L'autonomie stratégique ici et maintenant

Il est déjà possible avec les moyens d'une PME de se passer des GAFAM au profit d'un environnement entièrement sous contrôle, agréable à utiliser, compétitif, fondé sur des logiciels libres et exploité selon les techniques de cloud les plus modernes. Si nos Etats ou nos entreprises restent dépendants des GAFAM, acceptent leurs surcoûts considérables et prétendent depuis 10 ans qu'il reste à construire une alternative souveraine, c'est en réalité pour ne pas avoir à changer leurs habitudes alors que les solutions sont disponibles ici et maintenant auprès de PMEs.
  • Last Update:2021-10-03
  • Version:003
  • Language:fr

par Jean-Paul Smets, PDG de Nexedi

J'ai atteint ce 24 septembre 2021 l'autonomie stratégique dans le domaine du cloud. Je ne dépends plus des GAFAM ni des BAT pour mon travail quotidien. Mon environnement de travail est agréable à utiliser. Hormis quelques pilotes et l'application de cartographie de mon smartphone (Magic Earth, Pays-Bas), tous les logiciels sont libres. Le matériel des serveurs, des routeurs, des stations 5G et des PC industriels pour le edge sont en licence libre. Les processus d'exploitation du cloud sont publiés en licence libre. Et j'ai même désormais un moteur de recherche personnel qui me permet de ne plus dépendre des résultats de Google ou Baidu, parfois censurés.
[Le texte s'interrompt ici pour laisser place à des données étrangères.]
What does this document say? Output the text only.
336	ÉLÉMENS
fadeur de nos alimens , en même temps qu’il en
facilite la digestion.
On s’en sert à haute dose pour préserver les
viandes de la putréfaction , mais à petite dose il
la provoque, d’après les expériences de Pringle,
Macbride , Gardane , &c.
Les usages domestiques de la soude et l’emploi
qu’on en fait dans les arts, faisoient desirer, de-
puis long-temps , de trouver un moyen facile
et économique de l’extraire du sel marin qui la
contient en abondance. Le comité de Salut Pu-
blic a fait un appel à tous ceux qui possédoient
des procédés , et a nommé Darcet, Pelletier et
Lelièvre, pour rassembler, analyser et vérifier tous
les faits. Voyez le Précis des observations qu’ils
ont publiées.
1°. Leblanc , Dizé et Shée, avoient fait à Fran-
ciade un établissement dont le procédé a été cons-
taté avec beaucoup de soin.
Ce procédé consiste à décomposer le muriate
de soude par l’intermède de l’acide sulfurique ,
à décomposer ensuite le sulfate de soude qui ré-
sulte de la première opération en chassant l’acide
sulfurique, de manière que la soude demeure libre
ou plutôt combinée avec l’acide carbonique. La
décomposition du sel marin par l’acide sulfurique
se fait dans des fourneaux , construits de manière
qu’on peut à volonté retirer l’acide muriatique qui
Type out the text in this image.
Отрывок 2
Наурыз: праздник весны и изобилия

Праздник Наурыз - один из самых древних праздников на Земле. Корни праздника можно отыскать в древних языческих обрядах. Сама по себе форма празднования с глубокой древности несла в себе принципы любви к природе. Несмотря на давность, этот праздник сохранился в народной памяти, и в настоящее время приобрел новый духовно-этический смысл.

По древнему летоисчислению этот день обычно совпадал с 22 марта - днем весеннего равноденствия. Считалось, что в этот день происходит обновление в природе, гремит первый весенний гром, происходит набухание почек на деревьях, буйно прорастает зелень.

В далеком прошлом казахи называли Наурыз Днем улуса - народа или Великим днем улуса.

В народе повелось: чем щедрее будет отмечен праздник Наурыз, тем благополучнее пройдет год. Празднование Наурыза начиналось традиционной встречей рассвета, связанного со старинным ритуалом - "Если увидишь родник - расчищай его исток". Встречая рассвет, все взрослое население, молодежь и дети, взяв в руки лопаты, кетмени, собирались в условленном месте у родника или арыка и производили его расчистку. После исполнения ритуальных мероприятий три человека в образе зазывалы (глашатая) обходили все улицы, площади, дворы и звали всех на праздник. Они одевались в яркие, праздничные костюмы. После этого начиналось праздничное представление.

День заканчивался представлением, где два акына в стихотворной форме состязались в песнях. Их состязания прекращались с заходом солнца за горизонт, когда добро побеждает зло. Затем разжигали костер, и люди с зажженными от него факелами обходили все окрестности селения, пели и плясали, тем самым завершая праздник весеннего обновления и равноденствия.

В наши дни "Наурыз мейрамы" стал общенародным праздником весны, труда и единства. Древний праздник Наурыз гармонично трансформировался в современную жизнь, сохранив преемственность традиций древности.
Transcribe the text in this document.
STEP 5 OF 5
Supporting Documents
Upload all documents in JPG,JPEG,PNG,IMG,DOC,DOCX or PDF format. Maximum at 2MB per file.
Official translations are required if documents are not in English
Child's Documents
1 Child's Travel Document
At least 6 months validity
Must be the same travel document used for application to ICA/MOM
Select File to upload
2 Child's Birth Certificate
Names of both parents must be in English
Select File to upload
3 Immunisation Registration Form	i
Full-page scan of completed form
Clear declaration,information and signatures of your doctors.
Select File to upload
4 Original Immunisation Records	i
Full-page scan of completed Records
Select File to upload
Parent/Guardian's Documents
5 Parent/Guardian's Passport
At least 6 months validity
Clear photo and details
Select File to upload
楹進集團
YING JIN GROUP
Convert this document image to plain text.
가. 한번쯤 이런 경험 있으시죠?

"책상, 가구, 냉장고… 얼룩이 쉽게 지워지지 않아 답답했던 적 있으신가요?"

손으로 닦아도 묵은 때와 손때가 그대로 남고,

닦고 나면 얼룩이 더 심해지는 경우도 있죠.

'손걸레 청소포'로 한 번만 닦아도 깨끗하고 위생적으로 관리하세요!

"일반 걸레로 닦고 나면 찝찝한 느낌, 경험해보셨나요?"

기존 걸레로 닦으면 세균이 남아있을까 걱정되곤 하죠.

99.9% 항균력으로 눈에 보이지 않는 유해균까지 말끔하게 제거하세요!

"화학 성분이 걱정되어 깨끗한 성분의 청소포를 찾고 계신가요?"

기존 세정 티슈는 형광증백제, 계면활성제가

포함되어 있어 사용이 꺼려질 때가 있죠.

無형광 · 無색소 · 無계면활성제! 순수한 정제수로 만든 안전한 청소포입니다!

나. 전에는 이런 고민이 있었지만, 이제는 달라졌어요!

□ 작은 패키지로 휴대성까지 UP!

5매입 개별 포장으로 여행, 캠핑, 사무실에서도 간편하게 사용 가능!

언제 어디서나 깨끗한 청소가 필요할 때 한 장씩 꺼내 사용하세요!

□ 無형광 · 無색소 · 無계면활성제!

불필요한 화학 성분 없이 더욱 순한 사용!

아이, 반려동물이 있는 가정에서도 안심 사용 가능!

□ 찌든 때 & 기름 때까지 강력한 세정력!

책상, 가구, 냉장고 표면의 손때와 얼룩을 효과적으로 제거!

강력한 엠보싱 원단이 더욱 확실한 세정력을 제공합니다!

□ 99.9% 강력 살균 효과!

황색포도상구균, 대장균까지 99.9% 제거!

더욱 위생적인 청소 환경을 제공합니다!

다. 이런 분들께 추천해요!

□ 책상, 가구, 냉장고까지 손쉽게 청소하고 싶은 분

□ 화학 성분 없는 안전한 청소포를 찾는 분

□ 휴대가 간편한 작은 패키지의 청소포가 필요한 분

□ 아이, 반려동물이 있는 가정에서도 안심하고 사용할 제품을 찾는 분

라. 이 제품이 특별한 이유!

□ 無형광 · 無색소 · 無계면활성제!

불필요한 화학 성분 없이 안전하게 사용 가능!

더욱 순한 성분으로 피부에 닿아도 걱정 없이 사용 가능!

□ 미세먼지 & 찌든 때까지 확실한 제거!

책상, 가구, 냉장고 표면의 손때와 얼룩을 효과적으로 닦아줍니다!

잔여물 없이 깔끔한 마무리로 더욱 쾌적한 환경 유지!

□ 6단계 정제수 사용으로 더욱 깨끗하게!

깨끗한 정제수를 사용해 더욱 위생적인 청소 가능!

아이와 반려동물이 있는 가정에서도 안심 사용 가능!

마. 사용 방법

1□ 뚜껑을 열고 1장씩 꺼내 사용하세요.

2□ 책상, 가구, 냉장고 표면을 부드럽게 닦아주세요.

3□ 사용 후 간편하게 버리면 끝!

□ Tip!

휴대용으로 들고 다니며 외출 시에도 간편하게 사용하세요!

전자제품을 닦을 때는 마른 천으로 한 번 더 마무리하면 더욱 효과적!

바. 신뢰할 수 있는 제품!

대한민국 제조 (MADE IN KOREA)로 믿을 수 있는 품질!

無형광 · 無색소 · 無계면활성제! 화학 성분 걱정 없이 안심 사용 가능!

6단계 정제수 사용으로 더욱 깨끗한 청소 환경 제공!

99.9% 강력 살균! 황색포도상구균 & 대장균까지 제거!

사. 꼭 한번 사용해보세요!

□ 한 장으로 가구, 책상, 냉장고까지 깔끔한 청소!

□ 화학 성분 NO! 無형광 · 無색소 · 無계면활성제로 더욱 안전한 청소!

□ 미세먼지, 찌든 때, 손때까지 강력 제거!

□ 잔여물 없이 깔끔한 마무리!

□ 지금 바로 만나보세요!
Tout est copiable dans cet environnement, reproductible, améliorable, partageable à loisir, comme je veux, quand je veux et sous mon contrôle.

Je continue de travailler dans un esprit "Full Web" pour des raisons qui n'ont pas changées depuis 2015 : le Web permet d'assurer l'interopérabilité entre les systèmes d'exploitation ainsi qu'entre les groupes sociaux. Il rapproche les utilisateurs des développeurs autour d'un standard universel : HTML5. Il suffit de partager une URL pour partager une application ou un document avec mes clients ou fournisseurs.

Je travaille dans un mode "Full Cloud" : tous les services que j'utilise bénéficient d'une exploitation automatisée, reproductible et mutualisée, ce qui réduit considérablement les coûts à qualité égale. Les applications de gestion sont déployées et exploitées elles-aussi de façon automatique a l'instar d'un SaaS dont on aurait le code source et les procédures d'exploitation.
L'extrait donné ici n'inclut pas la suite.